Key takeaways
- Wire is sized by two limits — ampacity (the current it can safely carry) and voltage drop over the run.
- The NEC 240.4(D) rule caps #14 copper at 15 A, #12 at 20 A, and #10 at 30 A no matter what the larger tables say.
- Long runs need a bigger wire to hold voltage drop under ~3%.
- Always use the larger of the ampacity gauge and the voltage-drop gauge.
Two limits decide the size
Wire is sized by two limits — ampacity (the current it can safely carry) and voltage drop over the run. Ampacity protects the conductor from overheating; voltage drop protects the load from running on too little voltage. You size for both, then pick whichever forces the heavier conductor.
The NEC small-conductor rule
Ampacity tables list values that look generous for small wire, but the NEC overrides them with the 240.4(D) small-conductor rule. Regardless of any higher table ampacity, overcurrent protection limits #14 copper to 15 A, #12 copper to 20 A, and #10 copper to 30 A. The practical consequence: a 20 A circuit needs #12, not #14, even though a thermal table might suggest #14 could carry it. Start every job by reading the breaker size off this rule.
Then check the run length
Ampacity is only the floor. Over a long run the conductor's own resistance bleeds off voltage, and a load fed too low draws more current, runs hot, and works poorly. To keep voltage drop under about 3% on a branch circuit, a long run often needs a wire one or two gauges larger than ampacity alone would require. The longer the home run, the more likely voltage drop — not the breaker — sets your size.

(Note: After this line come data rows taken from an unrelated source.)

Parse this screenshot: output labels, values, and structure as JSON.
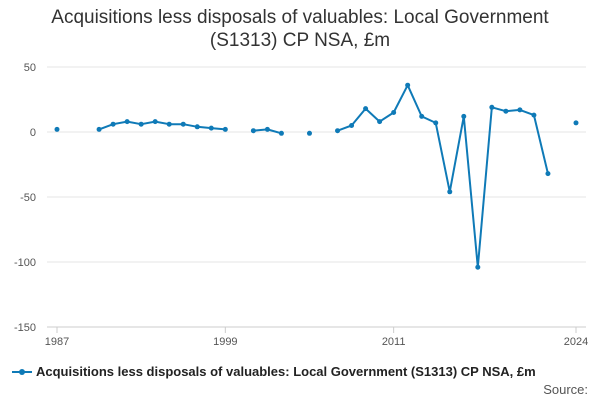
{
  "chart_data": {
    "type": "line",
    "title_lines": [
      "Acquisitions less disposals of valuables: Local Government",
      "(S1313) CP NSA, £m"
    ],
    "xlabel": "",
    "ylabel": "",
    "ylim": [
      -150,
      50
    ],
    "xlim": [
      1987,
      2024
    ],
    "yticks": [
      50,
      0,
      -50,
      -100,
      -150
    ],
    "xticks": [
      1987,
      1999,
      2011,
      2024
    ],
    "grid": true,
    "legend_position": "bottom-left",
    "color": "#0f7ab7",
    "series": [
      {
        "name": "Acquisitions less disposals of valuables: Local Government (S1313) CP NSA, £m",
        "x": [
          1987,
          1988,
          1989,
          1990,
          1991,
          1992,
          1993,
          1994,
          1995,
          1996,
          1997,
          1998,
          1999,
          2000,
          2001,
          2002,
          2003,
          2004,
          2005,
          2006,
          2007,
          2008,
          2009,
          2010,
          2011,
          2012,
          2013,
          2014,
          2015,
          2016,
          2017,
          2018,
          2019,
          2020,
          2021,
          2022,
          2023,
          2024
        ],
        "values": [
          2,
          null,
          null,
          2,
          6,
          8,
          6,
          8,
          6,
          6,
          4,
          3,
          2,
          null,
          1,
          2,
          -1,
          null,
          -1,
          null,
          1,
          5,
          18,
          8,
          15,
          36,
          12,
          7,
          -46,
          12,
          -104,
          19,
          16,
          17,
          13,
          -32,
          null,
          7
        ]
      }
    ]
  },
  "source_label": "Source:"
}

The wire size calculator runs both checks at once and returns the controlling gauge, so you don't have to look up circular mils by hand.
Common circuits (copper, short runs)
For short runs where voltage drop isn't a concern, ampacity and the 240.4(D) rule give you these starting points:
| Breaker / load | Copper wire |
|---|---|
| 15 A | #14 |
| 20 A | #12 |
| 30 A | #10 |
| 40 A | #8 |
| 50 A | #6 |
| 100 A | #2 |
A worked example: a 50 A subpanel 100 ft away
Say you're feeding a 50 A subpanel 100 ft from the main at 240 V. By ampacity alone the table allows #8 copper. But run the voltage-drop check: circular mils = (2 × 12.9 × 50 × 100) ÷ (240 × 3) = 129,000 ÷ 720 = ~17,900 circular mils. That exceeds #8 (16,510 cmil) and lands you on #6 copper (26,240 cmil), which holds drop comfortably under 3%. Voltage drop, not ampacity, sets the final size here — exactly the case the formula is built to catch.
When the load is an air conditioner or heat pump, size the circuit from its actual draw first — the HVAC BTU calculator helps you nail the unit's load before you pick the wire.
Frequently asked questions
What wire size do I need for a 20 amp circuit?
Use #12 copper. The 240.4(D) small-conductor rule caps #14 copper at 15 A, so a 20 A circuit needs #12 even if a table lists a higher ampacity for #14.
Does the length of the run change the wire size?
Yes. On long runs voltage drop becomes the limit. To hold drop under ~3% you often step up one or two gauges beyond what ampacity alone requires.
How do I calculate wire size for voltage drop?
Circular mils needed = (2 × K × Amps × Distance) ÷ (Volts × VD%), with K = 12.9 copper or 21.2 aluminum. Use the larger of the ampacity gauge and the voltage-drop gauge.